Aber irgendwann war das Fass zum überlaufen voll:
Gesundheit und Umweltschutz wurden zu gesellschaftsfähigen Themen, die in immer breiteren
Kreisen öffentlich diskutiert wurden. Und vielleicht spielte auch die Kostenexplosion bei
den Krankenkassen eine nicht unwesentliche Rolle. Auf jeden Fall waren die Hersteller der
Wegwerfwindel gezwungen, sich etwas einfallen zu lassen.
Wegwerfwindeln - bequem, aber...
Heute sind die Wegwerfwindeln im lnnern mit einem Granulat (hochmolekular vernetztes
Polyacrylat) gefüllt, das die Urinsäure und das Ammoniak aus dem Stuhl neutralisieren
soll.
Das Wickelpaket bleibt also absolut dicht und luftundurchlässig, aber das ungesunde Klima
im lnnern wird auf chemischem Weg neutralisiert. So kann das Kind noch länger in derselben
Windel bleiben. Was für Auswirkungen (auch langfristige) dies auf die Gesundheit des
Kindes und seine zarte Haut hat, ist bis heute nicht ausreichend geklärt.
Ein Nachteil ist die Tatsache, dass die Mutter keine
Kontrolle mehr über den Urin (weil dieser von den verwendeten Absorbern aufgesaugt wird)

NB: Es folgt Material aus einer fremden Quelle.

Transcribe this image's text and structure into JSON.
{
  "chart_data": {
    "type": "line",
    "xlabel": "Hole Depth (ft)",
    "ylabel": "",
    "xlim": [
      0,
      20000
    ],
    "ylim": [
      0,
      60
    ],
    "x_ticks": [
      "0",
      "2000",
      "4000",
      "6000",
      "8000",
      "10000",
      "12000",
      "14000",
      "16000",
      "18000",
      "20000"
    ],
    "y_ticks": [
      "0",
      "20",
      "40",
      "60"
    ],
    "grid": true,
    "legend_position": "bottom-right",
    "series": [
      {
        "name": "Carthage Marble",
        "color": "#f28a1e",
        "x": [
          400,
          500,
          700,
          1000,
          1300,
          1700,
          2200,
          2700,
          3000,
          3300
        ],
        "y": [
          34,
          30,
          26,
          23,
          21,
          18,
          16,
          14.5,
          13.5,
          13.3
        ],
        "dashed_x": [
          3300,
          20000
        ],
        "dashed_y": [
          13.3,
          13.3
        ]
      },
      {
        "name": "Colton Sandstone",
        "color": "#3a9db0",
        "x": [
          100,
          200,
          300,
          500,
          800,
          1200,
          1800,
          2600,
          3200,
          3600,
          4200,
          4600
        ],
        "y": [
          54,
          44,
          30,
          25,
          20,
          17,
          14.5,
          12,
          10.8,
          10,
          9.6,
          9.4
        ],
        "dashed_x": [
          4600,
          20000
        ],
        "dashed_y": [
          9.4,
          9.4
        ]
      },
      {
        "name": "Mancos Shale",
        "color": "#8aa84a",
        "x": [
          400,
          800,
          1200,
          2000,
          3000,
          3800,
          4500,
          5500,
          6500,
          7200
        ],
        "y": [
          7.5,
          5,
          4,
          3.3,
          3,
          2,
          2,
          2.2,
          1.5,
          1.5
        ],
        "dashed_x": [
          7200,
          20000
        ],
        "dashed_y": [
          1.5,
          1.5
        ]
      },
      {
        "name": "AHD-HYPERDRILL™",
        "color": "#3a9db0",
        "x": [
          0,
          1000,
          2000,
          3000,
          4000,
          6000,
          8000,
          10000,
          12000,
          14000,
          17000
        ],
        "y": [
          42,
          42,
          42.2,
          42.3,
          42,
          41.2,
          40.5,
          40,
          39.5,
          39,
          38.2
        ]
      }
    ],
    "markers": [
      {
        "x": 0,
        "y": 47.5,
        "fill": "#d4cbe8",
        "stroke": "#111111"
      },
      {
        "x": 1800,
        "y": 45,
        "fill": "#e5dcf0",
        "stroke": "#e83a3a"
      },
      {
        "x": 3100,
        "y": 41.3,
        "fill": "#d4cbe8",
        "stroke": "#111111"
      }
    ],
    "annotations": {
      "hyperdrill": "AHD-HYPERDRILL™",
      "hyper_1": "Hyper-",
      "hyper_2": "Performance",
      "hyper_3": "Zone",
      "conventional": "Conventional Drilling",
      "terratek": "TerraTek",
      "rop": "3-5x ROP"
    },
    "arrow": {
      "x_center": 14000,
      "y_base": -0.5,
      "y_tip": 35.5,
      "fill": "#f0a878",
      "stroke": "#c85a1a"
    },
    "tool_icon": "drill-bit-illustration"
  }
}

und den Stuhl des Kindes hat und auch Ärzte können aus einer Wegwerfwindel keine
Stuhlprobe analysieren.
Gerade aus den Ausscheidungen des Kindes lassen sich
jedoch wertvolle Rückschlüsse auf sein Befinden ziehen
Das verlorengegangene Wissen
Traurig
ist, dass der über Generationen angesammelte Erfahrungsschatz der Mütter und Grossmütter
weitgehend verlorengegangen ist. Dadurch sind die Eltern heute in einer viel schwierigeren
Lage als früher.
Dass der Urin aus werbestrategischen Gründen für die Entzündungen und Infektionen
verantwortlich gemacht wird, was viele unwissende Mutter und Väter auch glauben, weil sie
es halt einfach nicht besser wissen, ist ein geradezu tragisches Beispiel für
Desinformation. Die Ehrfurcht vor den weissen Schürzen und die pseudowissenschaftlichen
Werbebotschaften haben so weit geführt, dass der Urin als «eklige Brühe voller
Krankheitserreger» betrachtet wird.
Als in den Kriegen die Arzneimittel ausgingen, wurde derselbe Urin jedoch wegen seiner
hervorragenden Eigenschaften zur Desinfizierung und schnelleren Heilung der Wunden
eingesetzt. Und dies mit grossartigem Erfolg. Daneben wird Harnstoff in nicht wenigen
Kosmetika und Heilmitteln verwendet, weil seine heilsame Wirkung auf die Haut für die
Wissenschaft kein Geheimnis ist.
Unsere Buchempfehlung zum Thema:
Ein ganz besonderer Saft - Urin
Carmen Thomas, vgs verlagsgesellschaft, Köln 1993, ISBN
3-8025-1268-5
Gibt es die richtige Wickelmethode?
Es ist also nicht einfach, die Frage nach der richtigen Wickelmethode zu beantworten. Ein
Grund dafür ist die gezielte Desinformation, die man immer wieder dort antrifft, wenn es
um Geld geht - um viel Geld.
Wissen ist Macht und für viele Mütter und Väter, denen die Gesundheit ihres Kindes am
Herzen liegt, die einzige Möglichkeit, um unabhängig zu einer eigenen Meinung zu gelangen,
für die sie auch gerade stehen können.
Denn wissen wollen beinhaltet auch die Bereitschaft, eigene Wege zu gehen und
Verantwortung für seine Entscheidungen zu übernehmen.